[lbo-talk] argumentum ad scientiam socialem

snitsnat snitilicious at tampabay.rr.com
Fri Jun 17 16:15:24 PDT 2005


you've got to be kidding? platonism. Durkheim was an aristotelian through and through. values come from society and our social interactions with one another. what you calling "struggle" would be just another way of looking at it.

this is just the weirdest interpretation of what i wrote!

heck! i gave you a thoroughly materialist explanation of why individualism. not because of some unique "culture" but because of the way society is structured -- the division of labor.

how you could think i was denying that individuals are not enmeshed in society. i said it flat out! what we are worshipping is society: that thing that exists before and after us and gives us language, tools, ideas, values, etc. etc.

oh boy. was it just that the word sociology and the name durkheim was raised that set this off? it is _really_ annoying to have everything i've ever written on this list ignored and my answer cast as platonism. for christ sake.

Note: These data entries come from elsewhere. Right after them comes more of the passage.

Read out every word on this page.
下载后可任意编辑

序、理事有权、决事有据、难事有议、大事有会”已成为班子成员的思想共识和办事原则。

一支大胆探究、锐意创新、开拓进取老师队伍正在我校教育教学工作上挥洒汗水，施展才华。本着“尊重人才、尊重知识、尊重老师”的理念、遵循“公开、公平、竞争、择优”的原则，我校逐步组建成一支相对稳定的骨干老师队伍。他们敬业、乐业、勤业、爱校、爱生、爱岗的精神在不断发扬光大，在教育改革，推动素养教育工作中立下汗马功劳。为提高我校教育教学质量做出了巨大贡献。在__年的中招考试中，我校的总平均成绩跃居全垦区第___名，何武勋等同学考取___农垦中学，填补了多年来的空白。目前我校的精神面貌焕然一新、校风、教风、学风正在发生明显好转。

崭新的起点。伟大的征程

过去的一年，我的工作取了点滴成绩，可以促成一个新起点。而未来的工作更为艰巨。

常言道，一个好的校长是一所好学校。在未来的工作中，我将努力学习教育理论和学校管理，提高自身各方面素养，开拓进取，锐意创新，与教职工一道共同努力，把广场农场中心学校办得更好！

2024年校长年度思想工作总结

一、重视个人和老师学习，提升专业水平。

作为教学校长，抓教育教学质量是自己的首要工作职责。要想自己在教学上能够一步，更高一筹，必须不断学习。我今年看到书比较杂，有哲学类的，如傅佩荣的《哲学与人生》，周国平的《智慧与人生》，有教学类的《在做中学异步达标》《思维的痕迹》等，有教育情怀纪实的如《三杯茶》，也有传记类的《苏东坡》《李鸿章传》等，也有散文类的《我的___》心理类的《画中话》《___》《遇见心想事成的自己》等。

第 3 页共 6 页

At 06:45 PM 6/17/2005, Carrol Cox wrote:
>Some rambling notes on where correct _or_ incorrect ideas (values) come
>from.
>
>Jeffrey Fisher wrote:
> >
> > [clip]
> > what discipline produces values (not historical-cultural analysis of
> > values) the way that, say, physics produces atomic bombs? i have the
> > same question for biology: where is the soul covered? nowhere? why
> > not? well, obviously, because it can't study it. [large clip]
>
>And Kelley wrote:
>
> > [clip]
> > your comment focused on something else entirely: "which scientific
> > discipline studies meaning and values? bio? chem? physics? where do
> > meaning and vaues come from? where *should* they come from (and note
> > that's a value question! d'oh!)?"
> >
> > The answer to all is that the social sciences probably all have an arm that
> > studies these things, and they also implicitly also are about where they
> > _should_ come from. After all,
>
>This is going down the wrong road I believe. During the early stages of
>the Appeal to Ignoranc thread I quoted Marx, Thesis 8:
>
>Social life is essentially _practical_. All mysteries which mislead
>theory to mysticism find their rational solution in human practice and
>in the comprehension of this practice.
>
>And now add the Ninth, Tenth & Eleventh:
>
>The highest point attained by _contemplative_ materialism, that is,
>materialism which does not understand sensuousness as practical
>activity, is the contemplation of single individuals in "civil society."
>
>The standpoint of the old materialism is "civil" society; the standpoint
>of the new is _human_ society, or socialised humanity.
>
>The philosophers have only _interpreted_ the world, in various ways; the
>point, however, is to _change_ it.
>
>Or, as Mao (who never forgot his beginnings as an elementary school
>teacher) put it: If you want to know what a pear tastes like you have to
>change the world by biting into it. (Paraphrased from memory.)
>
>Or Marx's answer, near the end of his life, to the reporter's question,
>"What is?" -- Struggle.
>
>There is a whiff at least of Platonism in Jeffrey's question and Kelly's
>answer.* Values do not come from any discipline but emerge from human
>practice (struggle). The "disciplines" can _only_ provide what he says
>he does not want, "(not historical-cultural analysis of> values)." The
>physicist does not produce atom bombs but 'merely' discovers what is
>already _there_ in nature, just as the sociologist does not create
>values but 'merely' discovers what is already there (in human practice).
>
>That leaves out a step: the values emerging from human practice
>(struggle) are implicit, not explicit, and before they can become grist
>for the historian's mill must be raised to the level of theory. The
>scholar may also be the theorist (though often the scholar, as in the
>case of Marx, being an unemployed scholar). But the two activities need
>to be separated in thought and are often separated in practice. (I note
>that in physics, but apparently not in other disciplines, there is a
>formal separation of "experimental physists" and "theoretical
>physicists.")
>
>Wherever and whenever we find ourselves (and this is as true of the
>species as of the individual) we are always already caught up, enmeshed
>in an ensemble of social relations.
>
>Justin notes that Weber held 'values' to be arbitrary: meaning, I take
>it, something like "not based on the nature of things; hence,
>capricious, uncertain, varying." I don't think that is wholly
>incompatible with the view being expressed here. Values are not inherent
>in the nature of things, i.e., no metaphysical status _and_ no physical
>status (as do atoms). They are social relations. But that does not make
>them any less binding.
>
>Carrol
>
>P.S. How many people stop before each contemplated situation, describe
>it factually, then compare it against a list of values? As I argued on
>some post recently, "moral values" probably were not a causal factor in
>the last election but merely a slogan people used to explain a decision
>which flowed from their activity over a lifetime.